The next chunk ([chunk 6.0]) reveals the outcome. The initial benchmark after restart shows dramatic improvement: throughput jumps from ~880 tok/s to ~1,950 at 256 concurrency, ~2,800 at 512, and ~3,740 at 1024 concurrency, with peaks near 4,000 tok/s. This is a 4x improvement — the allreduce fusion fix clearly works. However, GPU power draw remains around 250W out of 600W TDP, indicating the hardware is still underutilized. The assistant will go on to investigate further, eventually discovering that the allreduce fusion itself performs poorly on SM120 when tested in isolation, dropping throughput to 236 tok/s and power to 125W — suggesting the fusion kernels have synchronization issues on the consumer Blackwell architecture.

Knowledge Created and Required

Input knowledge required to understand this message includes: familiarity with NVIDIA GPU architecture families (SM90 = Hopper/H100, SM100 = datacenter Blackwell/B200, SM120 = consumer Blackwell/RTX PRO 6000); understanding of MoE model inference and the role of allreduce in tensor-parallel communication; knowledge of SGLang's codebase structure, particularly the separation between server_args.py (configuration) and communicator.py (runtime); and awareness of FlashInfer's allreduce fusion mechanism.

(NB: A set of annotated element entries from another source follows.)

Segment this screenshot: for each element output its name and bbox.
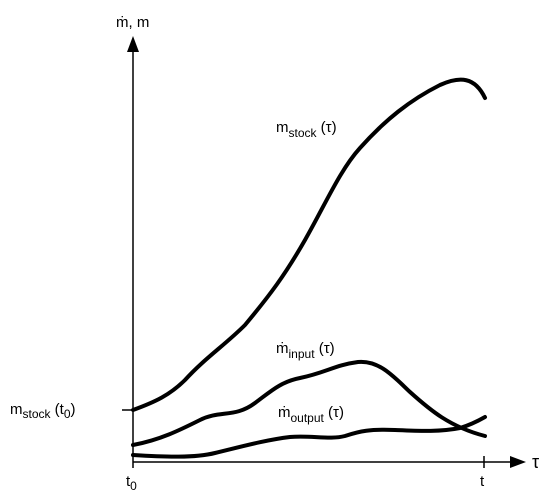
y-axis-label: ṁ, m — [116, 14, 149, 31]
label-sub: output — [291, 411, 325, 425]
label-main: ṁ — [278, 404, 291, 421]
curve-label: ṁoutput (τ) — [278, 404, 344, 425]
label-main: m — [10, 401, 23, 418]
x-end-label: t — [480, 473, 485, 490]
curve-label: ṁinput (τ) — [276, 340, 335, 361]
x-axis-label: τ — [532, 452, 539, 472]
x-start-label: t0 — [126, 473, 137, 493]
label-main: t — [126, 473, 131, 490]
label-main: ṁ — [276, 340, 289, 357]
label-sub: input — [289, 347, 316, 361]
label-sub: stock — [289, 126, 318, 140]
label-sub: stock — [23, 407, 52, 421]
label-main: m — [276, 119, 289, 136]
label-sub: 0 — [64, 407, 71, 421]
x-arrow — [510, 456, 526, 468]
curve-label: mstock (τ) — [276, 119, 337, 140]
y-marker-label: mstock (t0) — [10, 401, 76, 421]
label-sub: 0 — [130, 479, 137, 493]
label-suffix: (τ) — [324, 404, 344, 421]
y-arrow — [127, 36, 139, 52]
label-suffix: (t — [51, 401, 65, 418]
label-suffix: (τ) — [317, 119, 337, 136]
curve-stock — [131, 77, 487, 412]
curve-output — [131, 415, 487, 459]
label-close: ) — [71, 401, 76, 418]
label-suffix: (τ) — [315, 340, 335, 357]
curve-input — [131, 359, 487, 447]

Output knowledge created by this message includes: the specific patch locations and changes needed to enable SM120 support in SGLang's allreduce fusion; the distinction between auto-detection patches and runtime patches; the operational pattern for restarting a distributed inference server; and the hypothesis that allreduce fusion is the primary bottleneck limiting GPU utilization on SM120 hardware.

Conclusion

Message 750 is a moment of transition — the pause before the experiment. The assistant has done the hard work of diagnosis and surgery on SGLang's source code. Now it must restart the server and see if the patient survives. The message captures the tension between confidence in the analysis and uncertainty about the outcome. The patches are correct in principle — they add SM120 to the architecture check — but whether the underlying kernels actually work on SM120 is an empirical question that only the running server can answer. This is the essence of systems optimization: you can reason your way to a hypothesis, but only execution reveals the truth.